OK, US economic growth is not all snap, crackle, and pop.
It's more like cereal five minutes after you add the milk: soggy but still afloat.
"Economic growth at a modest pace was the most common characterization of overall conditions," the report summarized, "but with widespread signs of a deceleration compared with preceding periods."
Pessimists could find plenty to complain about. Five of the Fed's 12 districts reported mixed conditions or decelerating growth during the period from mid-July through August. All of those districts were in the eastern half of the United States: New York, Philadelphia, Richmond, Atlanta, and Chicago.
Nationally, home sales tapered off, as did construction. Commercial real estate remained weak although the beige book noted "signs of stabilization in some areas." Financial institutions reported stable or slightly lower demand for loans.

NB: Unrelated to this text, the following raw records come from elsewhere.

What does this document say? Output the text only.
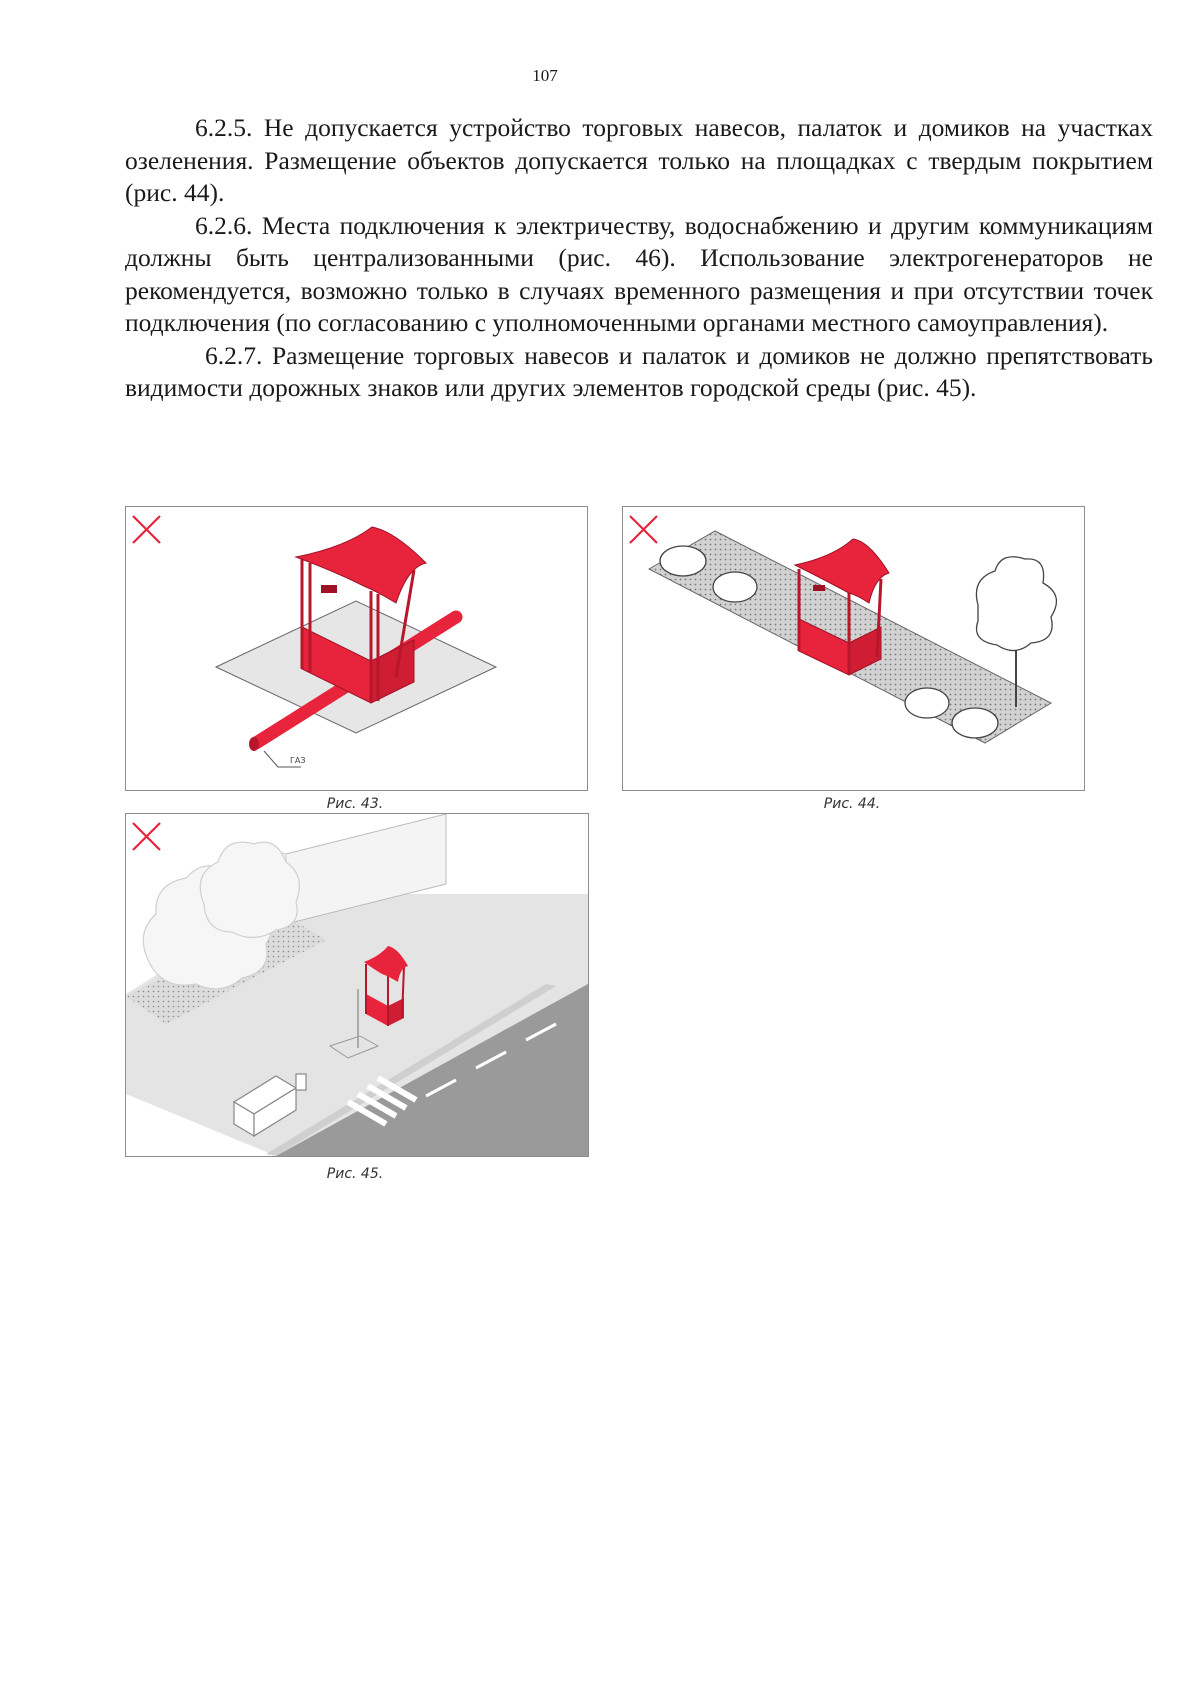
107

6.2.5. Не допускается устройство торговых навесов, палаток и домиков на участках озеленения. Размещение объектов допускается только на площадках с твердым покрытием (рис. 44).

6.2.6. Места подключения к электричеству, водоснабжению и другим коммуникациям должны быть централизованными (рис. 46). Использование электрогенераторов не рекомендуется, возможно только в случаях временного размещения и при отсутствии точек подключения (по согласованию с уполномоченными органами местного самоуправления).

6.2.7. Размещение торговых навесов и палаток и домиков не должно препятствовать видимости дорожных знаков или других элементов городской среды (рис. 45).

ГАЗ
Рис. 43.	Рис. 44.
Рис. 45.
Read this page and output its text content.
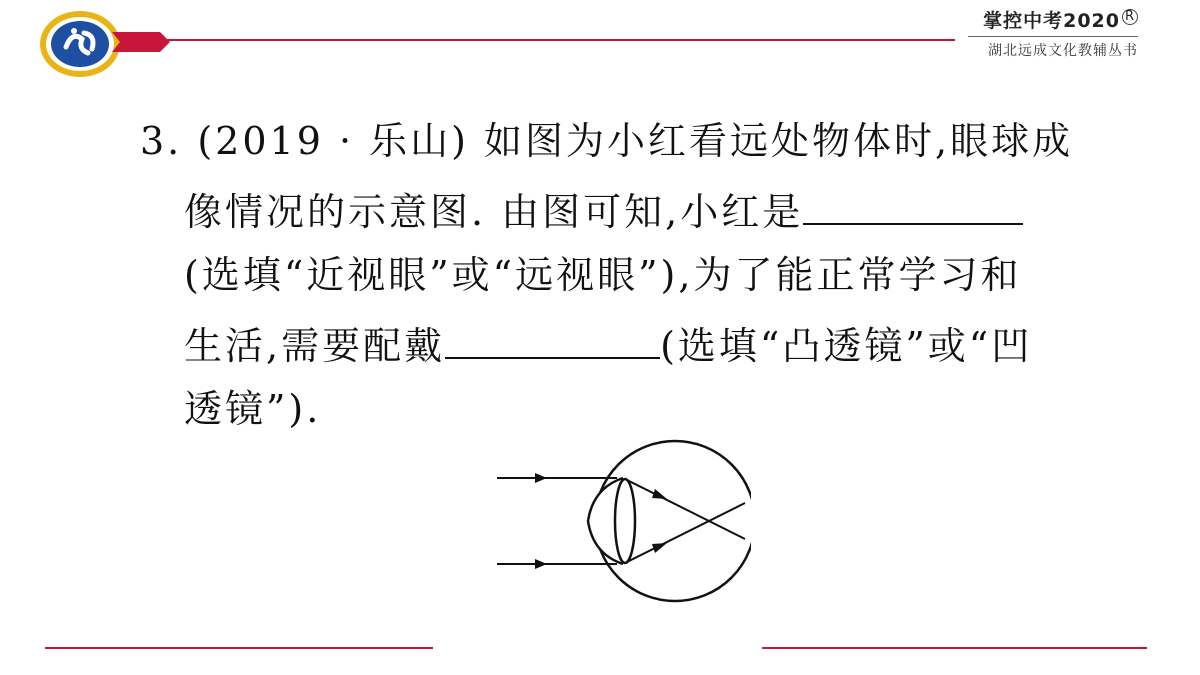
掌控中考2020 R
湖北远成文化教辅丛书
3. (2019 · 乐山) 如图为小红看远处物体时,眼球成
像情况的示意图. 由图可知,小红是
(选填“近视眼”或“远视眼”),为了能正常学习和
生活,需要配戴	(选填“凸透镜”或“凹
透镜”).
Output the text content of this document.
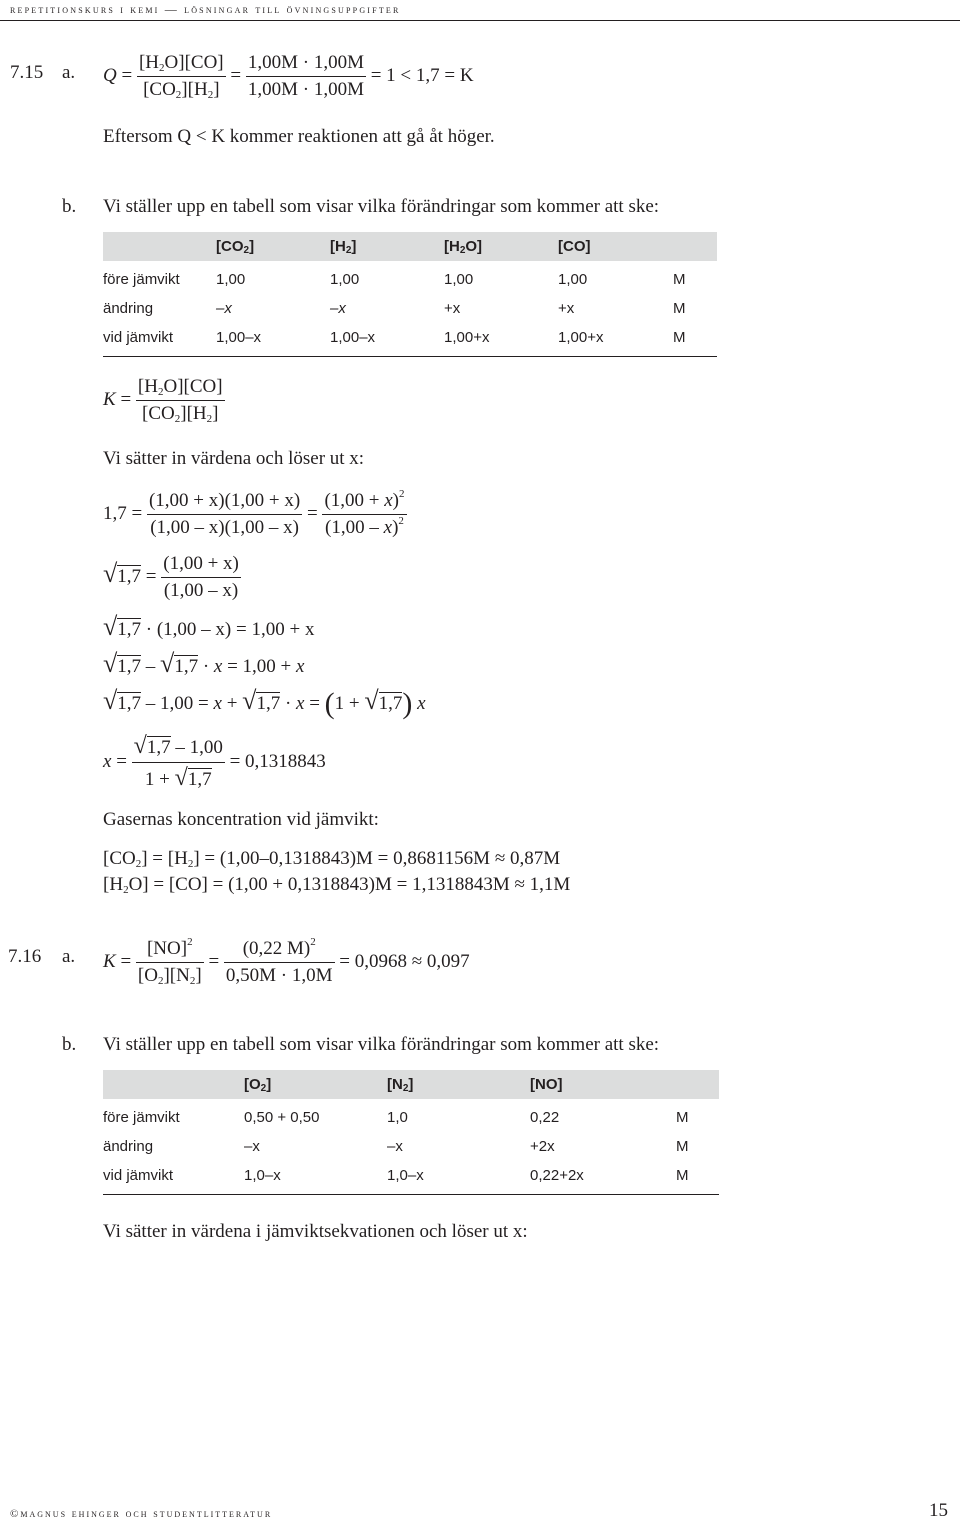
repetitionskurs i kemi — lösningar till övningsuppgifter
7.15 a. $Q = \frac{[H_2O][CO]}{[CO_2][H_2]} = \frac{1,00M \cdot 1,00M}{1,00M \cdot 1,00M} = 1 < 1,7 = K$
Eftersom Q < K kommer reaktionen att gå åt höger.
b. Vi ställer upp en tabell som visar vilka förändringar som kommer att ske:
	$[CO_2]$	$[H_2]$	$[H_2O]$	[CO]	
före jämvikt	1,00	1,00	1,00	1,00	M
ändring	–x	–x	+x	+x	M
vid jämvikt	1,00–x	1,00–x	1,00+x	1,00+x	M
$K = \frac{[H_2O][CO]}{[CO_2][H_2]}$
Vi sätter in värdena och löser ut x:
$1,7 = \frac{(1,00 + x)(1,00 + x)}{(1,00 - x)(1,00 - x)} = \frac{(1,00 + x)^2}{(1,00 - x)^2}$
$√1,7 = \frac{(1,00 + x)}{(1,00 - x)}$
√1,7 · (1,00 – x) = 1,00 + x
√1,7 – √1,7 · x = 1,00 + x
√1,7 – 1,00 = x + √1,7 · x = (1 + √1,7) x
$x = \frac{√1,7 - 1,00}{1 + √1,7} = 0,1318843$
Gasernas koncentration vid jämvikt:
$[CO_2] = [H_2] = (1,00-0,1318843)M = 0,8681156M \approx 0,87M$
$[H_2O] = [CO] = (1,00 + 0,1318843)M = 1,1318843M \approx 1,1M$
7.16 a. $K = \frac{[NO]^2}{[O_2][N_2]} = \frac{(0,22 M)^2}{0,50M \cdot 1,0M} = 0,0968 \approx 0,097$
b. Vi ställer upp en tabell som visar vilka förändringar som kommer att ske:
	$[O_2]$	$[N_2]$	[NO]	
före jämvikt	0,50 + 0,50	1,0	0,22	M
ändring	–x	–x	+2x	M
vid jämvikt	1,0–x	1,0–x	0,22+2x	M
Vi sätter in värdena i jämviktsekvationen och löser ut x:
©magnus ehinger och studentlitteratur	15
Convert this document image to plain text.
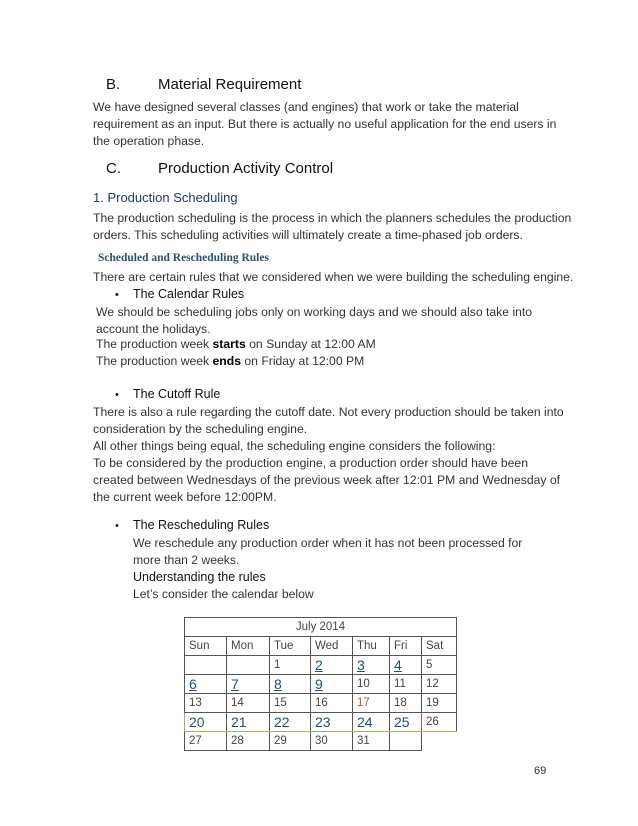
B.	Material Requirement
We have designed several classes (and engines) that work or take the material requirement as an input. But there is actually no useful application for the end users in the operation phase.
C. Production Activity Control
1. Production Scheduling
The production scheduling is the process in which the planners schedules the production orders. This scheduling activities will ultimately create a time-phased job orders.
Scheduled and Rescheduling Rules
There are certain rules that we considered when we were building the scheduling engine.
• The Calendar Rules
We should be scheduling jobs only on working days and we should also take into account the holidays.
The production week starts on Sunday at 12:00 AM
The production week ends on Friday at 12:00 PM
• The Cutoff Rule
There is also a rule regarding the cutoff date. Not every production should be taken into consideration by the scheduling engine.
All other things being equal, the scheduling engine considers the following:
To be considered by the production engine, a production order should have been created between Wednesdays of the previous week after 12:01 PM and Wednesday of the current week before 12:00PM.
• The Rescheduling Rules
We reschedule any production order when it has not been processed for more than 2 weeks.
Understanding the rules
Let’s consider the calendar below
July 2014						
Sun	Mon	Tue	Wed	Thu	Fri	Sat
		1	2	3	4	5
6	7	8	9	10	11	12
13	14	15	16	17	18	19
20	21	22	23	24	25	26
27	28	29	30	31		
69
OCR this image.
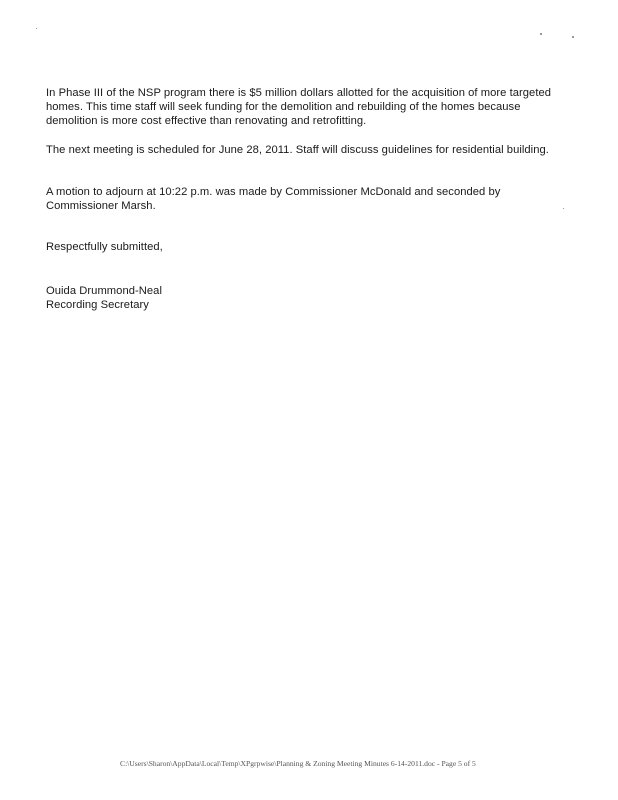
In Phase III of the NSP program there is $5 million dollars allotted for the acquisition of more targeted homes. This time staff will seek funding for the demolition and rebuilding of the homes because demolition is more cost effective than renovating and retrofitting.

The next meeting is scheduled for June 28, 2011. Staff will discuss guidelines for residential building.

A motion to adjourn at 10:22 p.m. was made by Commissioner McDonald and seconded by Commissioner Marsh.

Respectfully submitted,

Ouida Drummond-Neal
Recording Secretary
C:\Users\Sharon\AppData\Local\Temp\XPgrpwise\Planning & Zoning Meeting Minutes 6-14-2011.doc - Page 5 of 5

But growth, even if it's slowing, represents an improvement as the economy tries to claw itself out of the deepest economic hole in decades.
Consumers also opened their wallets slightly wider this summer, especially for necessities and lower-priced goods. Sales of big-ticket items were weak, according to three districts. But sales of new cars and light trucks were stable or increasing.
Professional and other non-financial services saw stable or slightly increasing business during the period, as did manufacturing, although its rate of growth slowed, according to the beige book. Agriculture and mining also experienced growth.
The Fed's mirror on the economy didn't offer a vibrant picture, and Wall Street's rally retreated after the beige book's afternoon release. But the US economy is still alive and growing.